Orlando Mascarenhas, OBEGEF
Portugal deu um passo importantíssimo nesta matéria da recuperação de ativos de atividades criminosas.
Porque o artigo publicado esta semana na revista Visão na rubrica “Silêncio na Fraude” é sobre a recuperação de ativos de bens e vantagens de crime, cuja foco de atenção, para o biénio 2015-2017, no âmbito dos objetivos, prioridades e orientações de política criminal, é prioritário, optei por publicar na rubrica desta semana no sítio do OBEGEF algo que já escrevi em fevereiro de 2014 e que nessa altura foi também publicado na mesma rubrica da revista Visão. Os artigos complementam-se. O que resulta da leitura de ambos, parece-me ser bastante mais esclarecedor e abrangente. A relevância do assunto e a importância que em termos de política criminal é dada à matéria, reforçam a minha opção
A recuperação de ativos é um elemento chave no combate e na punição à criminalidade, em particular à criminalidade organizada e a toda aquela que possui uma componente económico-financeira no seu fim, isto é, que visa o lucro. Segundo indicadores internacionais, 70% do total da criminalidade é aquisitiva, ou seja, a grande maioria dos casos investigados pelo aparelho securitário do Estado possui um denominador comum – um motivo financeiro para a prática do crime. A redução deste tipo de criminalidade tem vindo a tornar-se prioritária para qualquer país.
Numa abordagem global, de acordo com estimativas das Nações Unidas, o total das quantias das vantagens (lucro) no ano de 2009, por parte do crime organizado, foi de aproximadamente 2.1 triliões de dólares americanos ou 3.6 do Produto Interno Bruto global desse mesmo ano.
No início da década de 90 do século passado, em Itália, um juiz, Giovanni Falcone, iniciou uma nova abordagem no combate à criminalidade organizada. As atividades económicas e financeiras de um grupo de criminosos, naquele caso da mafia italiana, foram alvo de investigação. A justiça conseguiu diminuir significativamente essas atividades, incluindo-se o branqueamento de capitais.
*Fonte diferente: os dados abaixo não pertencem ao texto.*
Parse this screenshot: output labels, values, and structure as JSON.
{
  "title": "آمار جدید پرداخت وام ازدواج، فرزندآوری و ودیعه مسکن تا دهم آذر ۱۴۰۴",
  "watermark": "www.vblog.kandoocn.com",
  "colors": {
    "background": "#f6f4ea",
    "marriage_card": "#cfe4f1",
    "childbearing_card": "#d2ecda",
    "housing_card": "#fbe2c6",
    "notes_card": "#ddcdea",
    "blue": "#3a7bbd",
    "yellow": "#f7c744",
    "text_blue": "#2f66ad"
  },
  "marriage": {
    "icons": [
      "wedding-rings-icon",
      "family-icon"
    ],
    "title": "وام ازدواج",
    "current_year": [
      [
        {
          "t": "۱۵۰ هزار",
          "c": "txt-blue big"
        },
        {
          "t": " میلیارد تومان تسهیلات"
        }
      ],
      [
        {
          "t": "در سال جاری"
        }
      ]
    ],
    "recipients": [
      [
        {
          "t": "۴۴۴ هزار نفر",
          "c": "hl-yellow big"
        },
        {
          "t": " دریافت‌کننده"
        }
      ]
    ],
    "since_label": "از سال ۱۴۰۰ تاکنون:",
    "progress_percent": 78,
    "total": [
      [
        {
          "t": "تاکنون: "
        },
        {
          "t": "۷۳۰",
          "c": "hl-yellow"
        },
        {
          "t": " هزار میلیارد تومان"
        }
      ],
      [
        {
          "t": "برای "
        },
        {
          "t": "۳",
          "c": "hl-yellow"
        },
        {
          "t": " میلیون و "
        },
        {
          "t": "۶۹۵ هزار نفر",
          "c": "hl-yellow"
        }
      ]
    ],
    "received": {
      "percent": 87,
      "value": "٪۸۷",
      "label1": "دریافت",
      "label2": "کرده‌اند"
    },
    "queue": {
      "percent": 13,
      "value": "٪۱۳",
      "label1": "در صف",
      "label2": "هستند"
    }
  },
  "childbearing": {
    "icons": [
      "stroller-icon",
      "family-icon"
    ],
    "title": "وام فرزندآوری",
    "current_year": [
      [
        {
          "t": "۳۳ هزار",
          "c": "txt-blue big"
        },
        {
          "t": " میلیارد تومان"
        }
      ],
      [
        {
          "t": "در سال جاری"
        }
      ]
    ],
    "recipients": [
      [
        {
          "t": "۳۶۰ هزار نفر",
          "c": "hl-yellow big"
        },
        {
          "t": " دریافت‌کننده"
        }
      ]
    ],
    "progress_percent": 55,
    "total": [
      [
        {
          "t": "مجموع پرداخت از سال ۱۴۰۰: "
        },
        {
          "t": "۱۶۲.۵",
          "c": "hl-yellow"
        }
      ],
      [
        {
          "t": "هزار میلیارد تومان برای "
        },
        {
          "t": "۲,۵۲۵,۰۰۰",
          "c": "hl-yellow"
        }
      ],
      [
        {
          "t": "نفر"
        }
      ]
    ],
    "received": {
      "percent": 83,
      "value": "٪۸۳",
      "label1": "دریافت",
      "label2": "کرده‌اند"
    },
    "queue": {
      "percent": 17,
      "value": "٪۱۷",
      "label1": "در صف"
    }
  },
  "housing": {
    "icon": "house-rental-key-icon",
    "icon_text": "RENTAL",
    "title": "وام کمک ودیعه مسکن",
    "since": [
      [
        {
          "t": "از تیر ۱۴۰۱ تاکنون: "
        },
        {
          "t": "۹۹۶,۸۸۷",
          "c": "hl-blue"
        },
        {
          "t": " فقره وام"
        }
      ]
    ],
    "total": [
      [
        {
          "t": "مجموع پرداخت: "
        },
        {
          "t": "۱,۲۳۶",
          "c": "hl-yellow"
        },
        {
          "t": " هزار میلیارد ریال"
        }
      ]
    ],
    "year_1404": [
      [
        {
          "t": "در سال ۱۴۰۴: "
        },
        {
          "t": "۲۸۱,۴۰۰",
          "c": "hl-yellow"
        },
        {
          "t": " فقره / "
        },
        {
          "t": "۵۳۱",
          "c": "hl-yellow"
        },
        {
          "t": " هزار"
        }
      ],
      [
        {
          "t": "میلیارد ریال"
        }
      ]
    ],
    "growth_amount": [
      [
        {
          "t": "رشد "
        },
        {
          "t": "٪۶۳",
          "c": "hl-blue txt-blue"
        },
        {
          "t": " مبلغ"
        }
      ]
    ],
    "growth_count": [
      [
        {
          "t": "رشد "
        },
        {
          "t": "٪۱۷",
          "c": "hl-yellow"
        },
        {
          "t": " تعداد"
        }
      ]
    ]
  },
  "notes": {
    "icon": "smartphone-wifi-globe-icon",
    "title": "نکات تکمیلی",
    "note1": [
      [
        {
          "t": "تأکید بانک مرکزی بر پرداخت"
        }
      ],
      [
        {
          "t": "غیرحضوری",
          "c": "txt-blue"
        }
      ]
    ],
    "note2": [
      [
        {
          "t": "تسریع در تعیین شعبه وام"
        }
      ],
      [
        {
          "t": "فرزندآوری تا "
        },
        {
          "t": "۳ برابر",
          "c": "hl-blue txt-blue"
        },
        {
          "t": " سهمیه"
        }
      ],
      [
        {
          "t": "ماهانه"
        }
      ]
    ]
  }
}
Nos dias de hoje é consensual a importância da utilização de instrumentos mais adequados e mais eficazes, quer legais quer de metodologias de investigação, no combate à criminalidade organizada, ou melhor ainda, no combate à componente económico-financeira da criminalidade. Os ativos (bens, instrumentos, vantagens) provenientes de algumas formas de criminalidade, são facilmente escondidos e “lavados” por todo o mundo, tornando as investigações patrimoniais e financeiras cada vez mais difíceis.
Segundo a análise de alguns especialistas, a atividade de branqueamento das vantagens provenientes das atividades criminosas, tornou-se extremamente fácil e rápida, com os criminosos a serem capazes de fazer circular o dinheiro anonimamente de uma forma massiva e à escala internacional. Acresce o facto de, através da facilidade de comunicação global, via internet, um enorme conjunto de serviços, tal como a criação de empresas ou registar um negócio em nome de outros, se encontrar cada vez mais acessível. A agravar esta situação, a séria e extensa crise económica e financeira atual, tornou muito mais fácil, para quem desenvolve as práticas criminais, a introdução das vantagens do crime nos mercados lícitos.
Destituir os criminosos dos seus elevados lucros provenientes do crime, tornou-se uma prioridade fundamental.
Portugal deu um passo importantíssimo nesta matéria da recuperação de ativos provenientes de atividades criminosas. Seguindo as orientações europeias, foi criado o Gabinete de Recuperação de Ativos que tem como missão, identificar, detetar e apreender, bens, instrumentos, produtos e vantagens relacionados com crimes, quer a nível nacional quer internacional.
Seguindo uma lógica multidisciplinar na composição dos quadros que integram e colaboram com este organismo, o Gabinete de Recuperação de Ativos começou já, de forma assertiva, a identificar, localizar e apreender, ativos relacionados com a prática de crimes.
A reação penal tem estado centrada na sanção a aplicar a quem pratica o ato criminal. Sendo certo que esta estrutura de pensamento, aquando da abordagem do fenómeno criminal, é aquela que ainda se mantém, é fundamental, para que o crime não compense, privar o agente do crime do produto ou vantagem, direto ou indireto, dele adveniente, bem como dos seus frutos. Tal situação só será possível com o instrumento da recuperação de ativos.
Certamente estamos ainda no início, há um longo caminho a percorrer, mas não podemos esquecer o provérbio oriental que nos ensina que, “uma jornada de milhares de quilómetros começa com um pequeno passo”.